The campaign steals the show, performing at a level the other modes can't match. The straightforward competitive multiplayer recalls the glory days of arena shooters like Quake or Unreal, largely relying on the rush of circle strafing duels to keep players engaged. The standard fare of mode varieties and cosmetics-driven progression check off the boxes of a fully featured experience, but unlike the campaign, it feels generic.

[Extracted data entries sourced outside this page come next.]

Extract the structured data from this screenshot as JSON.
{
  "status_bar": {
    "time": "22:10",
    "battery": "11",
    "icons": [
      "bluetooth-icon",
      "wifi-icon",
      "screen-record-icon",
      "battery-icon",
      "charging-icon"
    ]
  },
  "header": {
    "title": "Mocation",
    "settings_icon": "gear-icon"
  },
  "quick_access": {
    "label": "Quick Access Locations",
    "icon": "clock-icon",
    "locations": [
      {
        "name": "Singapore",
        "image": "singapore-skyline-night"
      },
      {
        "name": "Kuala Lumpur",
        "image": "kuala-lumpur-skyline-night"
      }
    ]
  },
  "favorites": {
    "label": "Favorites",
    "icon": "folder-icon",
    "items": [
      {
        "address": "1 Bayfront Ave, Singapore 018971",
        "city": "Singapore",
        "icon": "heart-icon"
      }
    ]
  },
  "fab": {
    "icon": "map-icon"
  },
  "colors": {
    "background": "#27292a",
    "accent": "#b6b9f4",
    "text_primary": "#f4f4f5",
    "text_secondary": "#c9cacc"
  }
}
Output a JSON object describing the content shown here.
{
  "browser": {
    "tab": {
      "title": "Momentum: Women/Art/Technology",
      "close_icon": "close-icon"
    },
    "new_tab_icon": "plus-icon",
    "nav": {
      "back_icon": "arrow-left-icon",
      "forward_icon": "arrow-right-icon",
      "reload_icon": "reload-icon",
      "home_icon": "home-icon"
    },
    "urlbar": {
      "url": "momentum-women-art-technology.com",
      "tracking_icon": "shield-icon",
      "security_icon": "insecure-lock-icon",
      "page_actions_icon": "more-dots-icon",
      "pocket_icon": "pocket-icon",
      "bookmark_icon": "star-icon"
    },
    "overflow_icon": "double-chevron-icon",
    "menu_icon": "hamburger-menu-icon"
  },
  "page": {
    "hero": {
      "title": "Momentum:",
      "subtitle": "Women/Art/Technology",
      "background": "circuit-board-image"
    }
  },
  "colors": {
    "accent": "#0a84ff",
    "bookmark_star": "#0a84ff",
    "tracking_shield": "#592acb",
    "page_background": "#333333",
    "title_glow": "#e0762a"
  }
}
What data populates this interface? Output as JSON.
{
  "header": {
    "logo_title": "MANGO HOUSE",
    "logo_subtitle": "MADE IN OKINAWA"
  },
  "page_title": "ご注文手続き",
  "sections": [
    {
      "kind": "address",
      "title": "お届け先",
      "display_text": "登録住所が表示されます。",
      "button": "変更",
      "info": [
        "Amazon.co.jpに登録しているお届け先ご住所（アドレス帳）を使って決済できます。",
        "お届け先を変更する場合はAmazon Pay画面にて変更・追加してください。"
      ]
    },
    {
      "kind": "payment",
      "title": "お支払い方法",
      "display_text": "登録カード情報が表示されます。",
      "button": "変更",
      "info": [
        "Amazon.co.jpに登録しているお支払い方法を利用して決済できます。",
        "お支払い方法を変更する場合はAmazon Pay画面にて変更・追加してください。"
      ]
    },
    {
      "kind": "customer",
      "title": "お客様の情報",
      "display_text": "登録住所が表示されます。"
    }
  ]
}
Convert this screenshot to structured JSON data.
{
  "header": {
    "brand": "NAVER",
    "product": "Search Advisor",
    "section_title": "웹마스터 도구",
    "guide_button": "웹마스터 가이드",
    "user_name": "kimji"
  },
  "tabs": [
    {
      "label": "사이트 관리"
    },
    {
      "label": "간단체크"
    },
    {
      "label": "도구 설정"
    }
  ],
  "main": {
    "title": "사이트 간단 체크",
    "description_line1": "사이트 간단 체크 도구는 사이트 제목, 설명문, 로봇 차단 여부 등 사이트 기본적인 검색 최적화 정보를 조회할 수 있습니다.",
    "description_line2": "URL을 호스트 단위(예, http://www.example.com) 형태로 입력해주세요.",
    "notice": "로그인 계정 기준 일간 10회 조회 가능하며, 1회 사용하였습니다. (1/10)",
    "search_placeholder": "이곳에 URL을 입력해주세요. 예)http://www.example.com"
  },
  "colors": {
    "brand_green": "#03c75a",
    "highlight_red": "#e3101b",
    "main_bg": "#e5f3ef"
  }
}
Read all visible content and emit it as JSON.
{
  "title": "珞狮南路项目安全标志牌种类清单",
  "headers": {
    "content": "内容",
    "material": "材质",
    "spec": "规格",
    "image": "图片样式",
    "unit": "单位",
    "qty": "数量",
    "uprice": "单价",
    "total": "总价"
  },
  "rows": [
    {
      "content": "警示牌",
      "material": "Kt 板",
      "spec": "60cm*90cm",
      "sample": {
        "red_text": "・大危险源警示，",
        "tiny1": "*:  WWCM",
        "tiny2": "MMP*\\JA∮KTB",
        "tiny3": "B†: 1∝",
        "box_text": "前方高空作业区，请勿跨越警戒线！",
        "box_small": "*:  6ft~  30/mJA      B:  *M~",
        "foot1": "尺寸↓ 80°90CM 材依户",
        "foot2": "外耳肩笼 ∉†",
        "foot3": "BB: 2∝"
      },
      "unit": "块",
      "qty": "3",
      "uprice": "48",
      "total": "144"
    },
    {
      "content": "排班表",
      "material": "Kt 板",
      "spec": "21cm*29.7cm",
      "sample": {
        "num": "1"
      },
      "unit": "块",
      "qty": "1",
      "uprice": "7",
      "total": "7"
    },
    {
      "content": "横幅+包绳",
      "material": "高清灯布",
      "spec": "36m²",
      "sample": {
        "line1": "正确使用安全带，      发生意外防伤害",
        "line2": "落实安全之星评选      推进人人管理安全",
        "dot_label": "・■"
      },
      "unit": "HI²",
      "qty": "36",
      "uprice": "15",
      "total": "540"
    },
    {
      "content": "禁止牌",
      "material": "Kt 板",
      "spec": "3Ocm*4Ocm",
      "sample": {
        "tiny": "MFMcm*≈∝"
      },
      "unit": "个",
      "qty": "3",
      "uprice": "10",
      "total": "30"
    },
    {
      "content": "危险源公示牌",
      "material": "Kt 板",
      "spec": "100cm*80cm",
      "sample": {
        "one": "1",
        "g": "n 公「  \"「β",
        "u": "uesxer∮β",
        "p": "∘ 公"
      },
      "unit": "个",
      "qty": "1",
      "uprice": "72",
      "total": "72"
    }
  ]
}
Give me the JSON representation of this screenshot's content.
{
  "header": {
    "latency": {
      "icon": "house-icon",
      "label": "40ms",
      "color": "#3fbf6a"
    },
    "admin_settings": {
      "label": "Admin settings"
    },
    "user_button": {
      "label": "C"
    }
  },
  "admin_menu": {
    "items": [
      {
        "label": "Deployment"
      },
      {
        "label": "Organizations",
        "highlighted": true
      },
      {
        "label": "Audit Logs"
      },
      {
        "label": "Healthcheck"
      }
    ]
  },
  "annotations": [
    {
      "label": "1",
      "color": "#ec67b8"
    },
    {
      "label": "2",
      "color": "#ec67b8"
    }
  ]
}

The final pillar of Doom is an ambitious creation tool called SnapMap. This beginner-friendly toolset allows players to quickly design single-player, cooperative, and multiplayer challenges. The tutorials do a great job of coaching, but ultimately the pre-fab options at players’ disposal limit creative freedom. Instead of designing your own spaces from scratch, you are forced to use templates, and they dreadfully lack diversity of settings. I haven’t found many compelling experiences available to play thus far, which is to be expected considering the community is still playing around with the feature set. SnapMap may lead to some interesting gameplay experiments, but its limitations will likely turn off the serious modding scene.
Driven largely by its successful single-player campaign, Doom is a welcome return to form for the genre-defining franchise. By sticking to time-worn traditions in all the right places and deftly employing some modern flourishes, id has rediscovered what made this demon slaying series so successful. Multiplayer and SnapMap don’t reach the same heights, but shooters fans shouldn’t miss this bloodthirsty romp through hell.
Id Software’s latest is an unrelenting, kinetic, and obscenely bloody return to form for the first mainstream FPS.